I was present at many of Brian’s innumerable briefings he gave on Soviet illegals and other subjects. His presentations, courses, and briefings were always highly rated and very well received.

He was the main factor in the unmasking of the highest-ranking US government employee ever to spy for the Soviet Union, Felix Bloch.

How did he do that? Much is still classified, but it was accomplished through literally years of dogged  persistence, intimate knowledge of the target, the luck of having a few enlightened bosses who believed in him, and alert surveillance teams.

He was well respected, well liked, and had an extraordinary range of contacts in the US CI community.

The people who worked for him genuinely liked working for him, and he treated them very well. People clamored to work for him, and that is no exaggeration.

There were over 250 people at his retirement ceremony (which was held one year after he retired).  In attendance were the ADDO for CI and other senior Agency officials.

You have all heard the adage, “Those who can’t teach.”

In short, Brian is absolute proof that  “Those who can DO teach.”

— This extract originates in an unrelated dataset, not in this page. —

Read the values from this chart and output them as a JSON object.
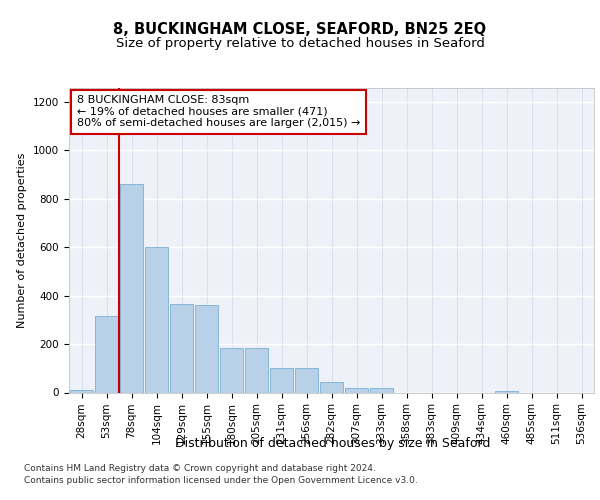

This plaque shows IWP and its students were and still are impressed with Brian’s highly successful 45 year career in CI, his ability to make counterintelligence come alive, and above all his ability to motivate a good number of you to seriously consider a career in counterintelligence.  That is one of the highest compliments you can pay a teacher.  You have shown that Brian’s service to you, to IWP, and to the country was extraordinary.

So on behalf of Brian, and as a colleague, friend and co-worker, I would like to thank the IWP Alumni Association for a fitting and lasting tribute to an exceptional teacher. Thank you very much.